Friday, November 8, 2013

Translator Strategies For Dealing With PEMT

I recently had the opportunity to speak to a group of translators and interpreters about machine translation and how it increasingly impacts their work lives. Given that more and more agencies are using MT nowadays,  it is now much more likely that a translator might be approached to do post-editing work and thus my message to the translators at the event focused on how to assess these opportunities (or hazards) and maximize the benefit of any interaction.

Translators have much more power than they realize and I predict that they will eventually learn to separate the wheat from the chaff. Translation agencies will hopefully figure out that while MT technology will proliferate, the shortage of “good” translators will only intensify in a future where global companies want to translate 10X or more the volume of information they do today. 

We see many examples of MT use by agencies today but very few of these would qualify as skillful and appropriate and even fewer would be considered fair to the post-editors. It is my sense that MT technology will only offer long-term competitive advantage to those who use it with skill and real expertise and have skilled translators involved in the process.
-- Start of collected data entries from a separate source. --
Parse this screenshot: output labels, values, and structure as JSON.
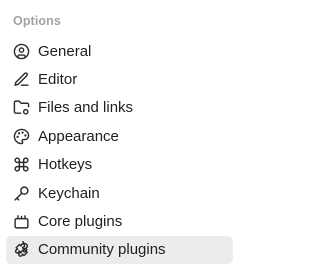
{
  "settings_nav": {
    "heading": "Options",
    "active_index": 7,
    "items": [
      {
        "label": "General",
        "icon": "user-circle-icon"
      },
      {
        "label": "Editor",
        "icon": "pencil-icon"
      },
      {
        "label": "Files and links",
        "icon": "folder-link-icon"
      },
      {
        "label": "Appearance",
        "icon": "palette-icon"
      },
      {
        "label": "Hotkeys",
        "icon": "command-icon"
      },
      {
        "label": "Keychain",
        "icon": "key-icon"
      },
      {
        "label": "Core plugins",
        "icon": "core-plugins-icon"
      },
      {
        "label": "Community plugins",
        "icon": "puzzle-icon"
      }
    ]
  },
  "colors": {
    "heading": "#a3a3a3",
    "text": "#202020",
    "active_background": "#ececec",
    "background": "#ffffff"
  }
}
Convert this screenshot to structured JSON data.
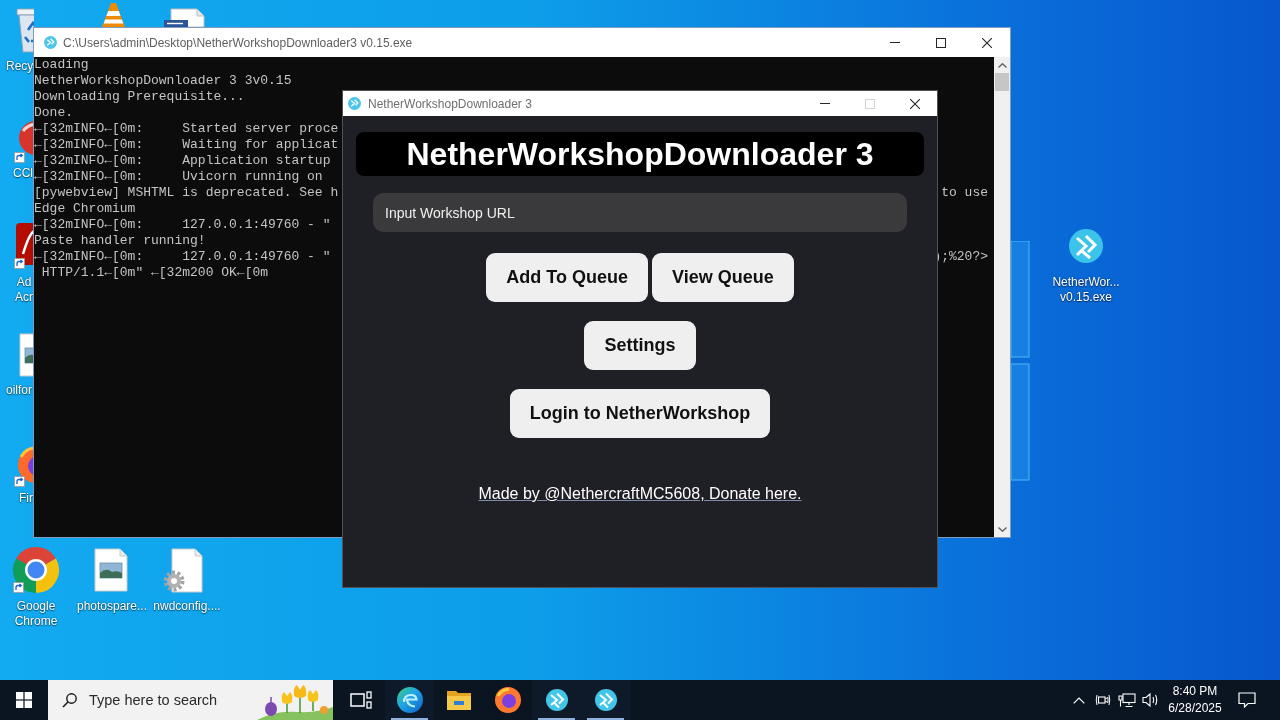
{
  "desktop": {
    "icons": [
      {
        "kind": "recycle-bin",
        "label": "Recy"
      },
      {
        "kind": "vlc"
      },
      {
        "kind": "document"
      },
      {
        "kind": "ccleaner",
        "label": "CCl"
      },
      {
        "kind": "acrobat",
        "label": "Ad Acr"
      },
      {
        "kind": "image-file",
        "label": "oilfor"
      },
      {
        "kind": "firefox",
        "label": "Fir"
      },
      {
        "kind": "chrome",
        "label": "Google Chrome"
      },
      {
        "kind": "image-file",
        "label": "photospare..."
      },
      {
        "kind": "config-file",
        "label": "nwdconfig...."
      },
      {
        "kind": "app",
        "label": "NetherWor... v0.15.exe"
      }
    ]
  },
  "console_window": {
    "title": "C:\\Users\\admin\\Desktop\\NetherWorkshopDownloader3 v0.15.exe",
    "controls": [
      {
        "kind": "minimize",
        "disabled": false
      },
      {
        "kind": "maximize",
        "disabled": false
      },
      {
        "kind": "close",
        "disabled": false
      }
    ],
    "lines": [
      {
        "text": "Loading"
      },
      {
        "text": "NetherWorkshopDownloader 3 3v0.15"
      },
      {
        "text": "Downloading Prerequisite..."
      },
      {
        "text": "Done."
      },
      {
        "text": "←[32mINFO←[0m:     Started server proce"
      },
      {
        "text": "←[32mINFO←[0m:     Waiting for applicat"
      },
      {
        "text": "←[32mINFO←[0m:     Application startup"
      },
      {
        "text": "←[32mINFO←[0m:     Uvicorn running on"
      },
      {
        "text": "[pywebview] MSHTML is deprecated. See h",
        "tail": "to use"
      },
      {
        "text": "Edge Chromium"
      },
      {
        "text": "←[32mINFO←[0m:     127.0.0.1:49760 - \""
      },
      {
        "text": "Paste handler running!"
      },
      {
        "text": "←[32mINFO←[0m:     127.0.0.1:49760 - \"",
        "tail": ");%20?>"
      },
      {
        "text": " HTTP/1.1←[0m\" ←[32m200 OK←[0m"
      }
    ]
  },
  "app_window": {
    "title": "NetherWorkshopDownloader 3",
    "controls": [
      {
        "kind": "minimize",
        "disabled": false
      },
      {
        "kind": "maximize",
        "disabled": true
      },
      {
        "kind": "close",
        "disabled": false
      }
    ],
    "heading": "NetherWorkshopDownloader 3",
    "url_field": {
      "placeholder": "Input Workshop URL"
    },
    "button_rows": [
      {
        "buttons": [
          "Add To Queue",
          "View Queue"
        ]
      },
      {
        "buttons": [
          "Settings"
        ]
      },
      {
        "buttons": [
          "Login to NetherWorkshop"
        ]
      }
    ],
    "footer_link": "Made by @NethercraftMC5608, Donate here."
  },
  "taskbar": {
    "search": {
      "placeholder": "Type here to search"
    },
    "buttons": [
      {
        "kind": "task-view",
        "running": false
      },
      {
        "kind": "edge",
        "running": true
      },
      {
        "kind": "file-explorer",
        "running": false
      },
      {
        "kind": "firefox",
        "running": false
      },
      {
        "kind": "app",
        "running": true
      },
      {
        "kind": "app",
        "running": true
      }
    ],
    "clock": {
      "time": "8:40 PM",
      "date": "6/28/2025"
    }
  }
}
It is very easy to dump data into an instant MT portal and get some kind of an engine, but not so easy to get an engine that provides a long-term cost and efficiency production advantage.

If you are one of those translators who feels that they will NEVER do post-editing work or have decided that you simply don’t want to do it because you have plenty of “regular” work then this post will probably not be of any interest. I am one of those people who believe that MT will continue to gather momentum and that it is useful to translators to understand why and determine when to get involved or not. (And this is not just because I am involved with the sales and marketing of this technology.) It just simply makes sense at a common sense level. The first thing to understand is that all MT engines are not equal and that free online MT is not the best example of professional use of this technology even though it can be surprisingly good in some languages.

Since there is a great deal of variation in the specific MT output that translators are expected to post-edit,  I think it makes sense for a translator to understand each unique opportunity as it comes along, and determine whether it is worth his/her time and engagement. Some MT opportunities can pay better than standard translation work, if the word rate to MT quality ratios are properly determined, and thus I think it makes sense for translators to understand when this is actually the case. Early experiences with incompetent or unscrupulous MT practitioners have helped PEMT work develop a reputation for being mind-numbing work that is poorly compensated. This IMO is more a reflection of the quality of these early efforts than of the real possibilities of the technology when used with expertise. 


Thus I have come up with a simple checklist for a translator to evaluate a potential PEMT “opportunity” and decide whether to engage or not.

1) Compensation is linked to actual work effort

The MT output quality to word rate (financial compensation) relationship is a fundamental issue for translators. It is important to understand the “average” output quality of the MT output and then understand the effort required to fix it to target quality levels, and ensure that it is related to the compensation offered.

Since with PEMT we are generally talking about asking translators to accept a lower rate than they normally charge, it is important that there is a modicum of trust with the agency in question. This would allow a fair and reasonable rate to be established that matches the effort required to get the MT output to required target levels. This subject is dealt with in some detail here and here. The better you understand your own personal productivity with the specific MT output you are dealing with the more informed your decision will be. The specific effort level can be assessed quickly by doing a small test with a “representative sample” of a 100 or so sentences. The throughput measurements you make can then be used to extrapolate and calculate an acceptable rate.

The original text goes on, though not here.